Doctors are baffled by the mystery of the new COVID-19 side effect. The Guardian reported that some patients are found to be talking and apparently not in distress, even having oxygen levels that are too low that can typically cause unconsciousness or even death, making it a prime concern for doctors.
The phenomenon known as "Happy Hypoxia" is raising questions about how exactly the coronavirus is attacking the lungs and whether there could be a more effective way to treat patients experiencing it.
The baffling mystery of the new COVID-19 symptom
Doctors are reporting patients in the A&E to have 80% or 70% or sometimes below 50% oxygen percentage levels. That is too low compared to the expected normal oxygen saturation levels of at least 95% on a healthy person.

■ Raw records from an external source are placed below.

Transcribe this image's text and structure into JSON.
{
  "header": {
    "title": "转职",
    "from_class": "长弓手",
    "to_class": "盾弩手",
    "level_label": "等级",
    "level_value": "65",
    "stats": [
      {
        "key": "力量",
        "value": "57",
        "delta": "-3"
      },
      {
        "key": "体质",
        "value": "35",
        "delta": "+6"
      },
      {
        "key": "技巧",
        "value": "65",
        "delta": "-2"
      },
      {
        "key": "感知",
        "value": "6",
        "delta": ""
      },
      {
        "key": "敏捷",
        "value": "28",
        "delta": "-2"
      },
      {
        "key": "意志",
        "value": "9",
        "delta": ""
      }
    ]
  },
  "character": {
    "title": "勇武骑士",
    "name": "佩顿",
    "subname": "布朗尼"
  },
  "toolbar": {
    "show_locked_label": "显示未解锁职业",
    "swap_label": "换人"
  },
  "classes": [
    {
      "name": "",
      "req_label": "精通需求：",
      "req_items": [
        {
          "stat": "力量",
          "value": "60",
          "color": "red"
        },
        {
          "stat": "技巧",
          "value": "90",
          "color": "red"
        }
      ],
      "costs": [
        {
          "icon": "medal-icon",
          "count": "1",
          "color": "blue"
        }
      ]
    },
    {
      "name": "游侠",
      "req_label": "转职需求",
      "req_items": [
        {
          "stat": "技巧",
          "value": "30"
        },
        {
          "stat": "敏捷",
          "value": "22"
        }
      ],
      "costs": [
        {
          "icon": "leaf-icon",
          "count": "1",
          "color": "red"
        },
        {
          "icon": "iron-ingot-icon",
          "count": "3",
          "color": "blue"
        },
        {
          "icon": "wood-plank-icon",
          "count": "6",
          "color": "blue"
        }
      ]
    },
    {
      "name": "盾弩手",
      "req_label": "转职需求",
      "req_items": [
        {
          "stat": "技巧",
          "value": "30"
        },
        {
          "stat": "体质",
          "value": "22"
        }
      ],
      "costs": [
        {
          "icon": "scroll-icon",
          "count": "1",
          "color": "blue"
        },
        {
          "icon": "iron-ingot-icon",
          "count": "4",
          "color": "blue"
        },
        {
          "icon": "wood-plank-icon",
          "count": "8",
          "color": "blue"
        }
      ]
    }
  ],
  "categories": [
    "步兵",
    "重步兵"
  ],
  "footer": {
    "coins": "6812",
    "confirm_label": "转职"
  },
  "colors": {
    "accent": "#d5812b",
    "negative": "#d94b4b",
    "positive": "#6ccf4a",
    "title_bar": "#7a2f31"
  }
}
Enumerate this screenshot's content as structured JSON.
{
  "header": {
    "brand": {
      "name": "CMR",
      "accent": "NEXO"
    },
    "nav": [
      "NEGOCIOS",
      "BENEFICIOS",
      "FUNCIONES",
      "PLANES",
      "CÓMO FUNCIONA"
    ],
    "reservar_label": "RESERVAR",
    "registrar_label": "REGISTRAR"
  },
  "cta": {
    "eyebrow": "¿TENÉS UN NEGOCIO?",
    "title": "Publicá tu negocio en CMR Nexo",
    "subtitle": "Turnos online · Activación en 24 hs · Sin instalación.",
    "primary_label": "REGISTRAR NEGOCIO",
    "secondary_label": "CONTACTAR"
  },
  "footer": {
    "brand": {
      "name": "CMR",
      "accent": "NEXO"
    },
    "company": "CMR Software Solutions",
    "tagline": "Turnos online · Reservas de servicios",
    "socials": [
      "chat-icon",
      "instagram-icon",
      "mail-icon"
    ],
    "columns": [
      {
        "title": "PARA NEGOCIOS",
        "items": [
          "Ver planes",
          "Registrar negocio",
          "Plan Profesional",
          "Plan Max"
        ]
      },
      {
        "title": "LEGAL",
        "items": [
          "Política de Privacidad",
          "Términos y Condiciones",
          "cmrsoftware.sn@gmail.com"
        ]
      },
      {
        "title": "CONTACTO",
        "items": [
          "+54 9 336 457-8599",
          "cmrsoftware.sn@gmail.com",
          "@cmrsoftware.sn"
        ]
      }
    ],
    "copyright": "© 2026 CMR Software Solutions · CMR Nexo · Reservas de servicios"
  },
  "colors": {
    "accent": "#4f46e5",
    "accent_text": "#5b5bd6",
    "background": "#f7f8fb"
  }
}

Dr. Jonathan Bannard-Smith, a consultant in critical care and anesthesia at Manchester Royal Infirmary, said that seeing many patients coming to the hospital hypoxic are very intriguing as they have very low oxygen saturation and yet are unaware of it.
This phenomenon is not usual on influenza or community-acquired pneumonia. It is very much more intense and an example of bizarre physiology going on before the eyes of the experts.
While other lung conditions such as pneumonia or a pulmonary embolism could cause severe hypoxia, patients of these conditions would usually appear ill, and they would not be sat up in a bed talking, said Dr. mike Charlesworth, an anesthetist at Wythenshawe Hospital in Manchester.
Doctors still do not know if this happy hypoxia could cause undetectable organ damage or if it is the body's way of compensating.
Not a good sign
One anesthetist at a London hospital, who spoke anonymously, said that there was one patient who attended the A&E saying she felt cold. Immediately, the doctors put her on the stats probe and found that her oxygen saturation level was 30%. They just thought that was wrong since typical hypoxic patients are likely to have cardiac arrests.
But when a blood sample was taken from her, the blood was very dark and have oxygen levels equivalent to those seen in people adapted to high altitudes. She was placed later on a ventilator, but she died a week later. The doctor said that he had a few patients like this, and sadly the outcomes tend to bad.
Typically, when oxygen supplies fall, organs such as the heart, brain, and other vital organs are placed at risk, and its effect is thought to be cumulative. Patients usually lose consciousness below an oxygen saturation of 75%.
But the fall in oxygen level does not leave people feeling breathless. It is the rising of carbon levels that typically co-occur as the lungs are unable to clear gas as efficiently. However, this response does not appear to be kicking in some COVID-19 patients.